KKR bets Japan is ready to embrace buyout firms

The private equity firm Kohlberg Kravis Roberts just put the capstone on its recent Japan hiring spate, appointing turnaround specialist Hirofumi Hirano as its managing director and CEO. That team will have some of KKR’s $6 billion new Asia fund to play around with, reports DealBook.

This might seem odd given that Japan’s PE market is notoriously difficult for foreign firms. In its Asia-Pacific private equity outlook report for 2013, Ernst & Young found that Japan tied with China as the toughest major Asian market for acquisitions (pdf). In fact, it’s so unrewarding that some, like Cerberus, have up and left.

The tough environment is even worse for buyout firms, which the Japanese often refer to as “vulture funds” (paywall), reflecting a widely held distaste for the layoffs that buyouts often require. In addition, the family-run firms that are so common in Japan typically aren’t big fans of ceding managerial control.

And then there’s the fact that Japan’s massive state-backed funds tend to crowd everyone else out. For instance, Innovation Network Corporation can plunk down $19 billion when in needs to, while Enterprise Turnaround Initiative Corporation of Japan can scare up nearly $18 billion, according to Reuters. As it happens, KKR’s failed effort to buy Renesas Electronics, a failed chipmaker, offers one of the most recent examples of this (paywall).

But at least some of KKR’s Japan hiring frenzy can probably be chalked up to the hope that those conditions are changing, thanks to Abenomics, as new prime minister Shinzo Abe’s aggressive economic policies are widely known. For one thing, the weakening of the yen—it has fallen more than 16% against the dollar so far this year—implies that that foreign PE firms’ billions will go a lot farther than they would have, say, a year ago.

And from the perspective of Japanese companies, the surging Nikkei—up 53% since mid-November 2012, when Abe looked set to win—hints that valuations, which the E&Y report cites as a stumbling block in the past, will rise as well. Plus, the public companies that continue to founder might offer another opportunity for PE firms, says private equity firm Carlyle.

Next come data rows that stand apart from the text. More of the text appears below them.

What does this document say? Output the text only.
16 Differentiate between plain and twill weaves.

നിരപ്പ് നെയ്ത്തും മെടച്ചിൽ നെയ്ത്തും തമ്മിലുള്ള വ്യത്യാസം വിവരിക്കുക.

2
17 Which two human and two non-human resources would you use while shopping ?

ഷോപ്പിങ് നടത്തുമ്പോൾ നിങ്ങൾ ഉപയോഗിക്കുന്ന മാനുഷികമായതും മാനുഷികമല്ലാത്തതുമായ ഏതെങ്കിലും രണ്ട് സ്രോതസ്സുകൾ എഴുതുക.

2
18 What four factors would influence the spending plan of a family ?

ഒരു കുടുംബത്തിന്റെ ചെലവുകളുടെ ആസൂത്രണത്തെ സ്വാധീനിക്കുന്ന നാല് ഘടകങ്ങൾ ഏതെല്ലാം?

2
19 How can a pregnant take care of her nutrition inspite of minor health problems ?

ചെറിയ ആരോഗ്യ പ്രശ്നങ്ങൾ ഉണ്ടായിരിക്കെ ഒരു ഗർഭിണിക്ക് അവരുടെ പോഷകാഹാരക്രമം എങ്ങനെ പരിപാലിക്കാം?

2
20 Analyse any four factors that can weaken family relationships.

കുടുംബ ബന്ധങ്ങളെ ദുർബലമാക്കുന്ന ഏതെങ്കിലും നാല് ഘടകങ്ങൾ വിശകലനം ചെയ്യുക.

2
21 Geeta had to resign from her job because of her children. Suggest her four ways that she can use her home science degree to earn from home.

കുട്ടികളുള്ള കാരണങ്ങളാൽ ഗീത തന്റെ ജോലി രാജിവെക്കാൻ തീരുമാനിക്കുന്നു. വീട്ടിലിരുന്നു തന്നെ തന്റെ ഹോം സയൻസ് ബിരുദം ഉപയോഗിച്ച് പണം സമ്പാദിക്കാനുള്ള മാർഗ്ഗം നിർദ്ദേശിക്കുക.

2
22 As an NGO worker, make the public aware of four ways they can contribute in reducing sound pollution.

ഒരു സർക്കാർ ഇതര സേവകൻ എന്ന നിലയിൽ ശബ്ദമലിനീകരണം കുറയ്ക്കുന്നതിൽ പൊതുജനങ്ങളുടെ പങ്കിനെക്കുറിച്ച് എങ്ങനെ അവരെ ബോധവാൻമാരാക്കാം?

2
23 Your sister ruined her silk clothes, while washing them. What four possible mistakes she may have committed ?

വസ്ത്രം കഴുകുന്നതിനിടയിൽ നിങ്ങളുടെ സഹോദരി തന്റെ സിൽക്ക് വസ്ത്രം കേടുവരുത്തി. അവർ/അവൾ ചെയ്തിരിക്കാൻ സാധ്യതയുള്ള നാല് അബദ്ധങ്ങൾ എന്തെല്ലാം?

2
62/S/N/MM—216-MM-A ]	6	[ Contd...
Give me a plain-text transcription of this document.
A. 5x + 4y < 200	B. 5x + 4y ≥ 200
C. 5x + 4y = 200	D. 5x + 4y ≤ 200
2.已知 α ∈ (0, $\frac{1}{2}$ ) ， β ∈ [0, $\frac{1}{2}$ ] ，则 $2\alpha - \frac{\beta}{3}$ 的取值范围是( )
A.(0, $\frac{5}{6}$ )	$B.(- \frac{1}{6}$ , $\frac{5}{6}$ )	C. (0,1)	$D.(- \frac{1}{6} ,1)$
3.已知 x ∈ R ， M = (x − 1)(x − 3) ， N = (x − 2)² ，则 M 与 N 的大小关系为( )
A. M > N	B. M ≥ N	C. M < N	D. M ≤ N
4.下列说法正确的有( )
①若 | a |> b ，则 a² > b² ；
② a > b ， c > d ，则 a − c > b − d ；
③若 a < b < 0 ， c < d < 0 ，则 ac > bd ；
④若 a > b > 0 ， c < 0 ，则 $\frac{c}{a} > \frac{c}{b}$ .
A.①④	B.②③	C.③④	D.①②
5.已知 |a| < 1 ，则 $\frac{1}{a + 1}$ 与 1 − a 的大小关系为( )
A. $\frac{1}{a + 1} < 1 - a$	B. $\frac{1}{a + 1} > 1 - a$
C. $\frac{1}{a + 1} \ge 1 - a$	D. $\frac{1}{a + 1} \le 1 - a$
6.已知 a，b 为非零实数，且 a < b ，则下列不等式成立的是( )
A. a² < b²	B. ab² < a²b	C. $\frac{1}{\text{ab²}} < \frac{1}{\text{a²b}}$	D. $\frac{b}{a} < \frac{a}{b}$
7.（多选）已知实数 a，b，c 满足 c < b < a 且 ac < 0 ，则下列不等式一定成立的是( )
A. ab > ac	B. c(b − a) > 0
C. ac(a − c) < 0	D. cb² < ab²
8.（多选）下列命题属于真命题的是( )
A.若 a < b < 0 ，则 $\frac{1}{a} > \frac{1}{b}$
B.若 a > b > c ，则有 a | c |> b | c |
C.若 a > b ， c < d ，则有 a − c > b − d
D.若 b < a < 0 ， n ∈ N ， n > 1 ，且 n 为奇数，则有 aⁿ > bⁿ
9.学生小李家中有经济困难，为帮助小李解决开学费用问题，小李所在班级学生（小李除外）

Industry experts also expect that, as they search for growth, small- and mid-sized Japanese companies will start looking to acquire in developing markets, exchange rate be damned, and will need PE partnerships to finance those investments and bring experience.

Although it’s not yet clear what government action might prompt reform of Japanese corporate behemoths, one of the core tools of Abenomics is structural reform. If that’s to take place, it will entail consolidation and restructuring—another potential source of opportunities for foreign buyout firms.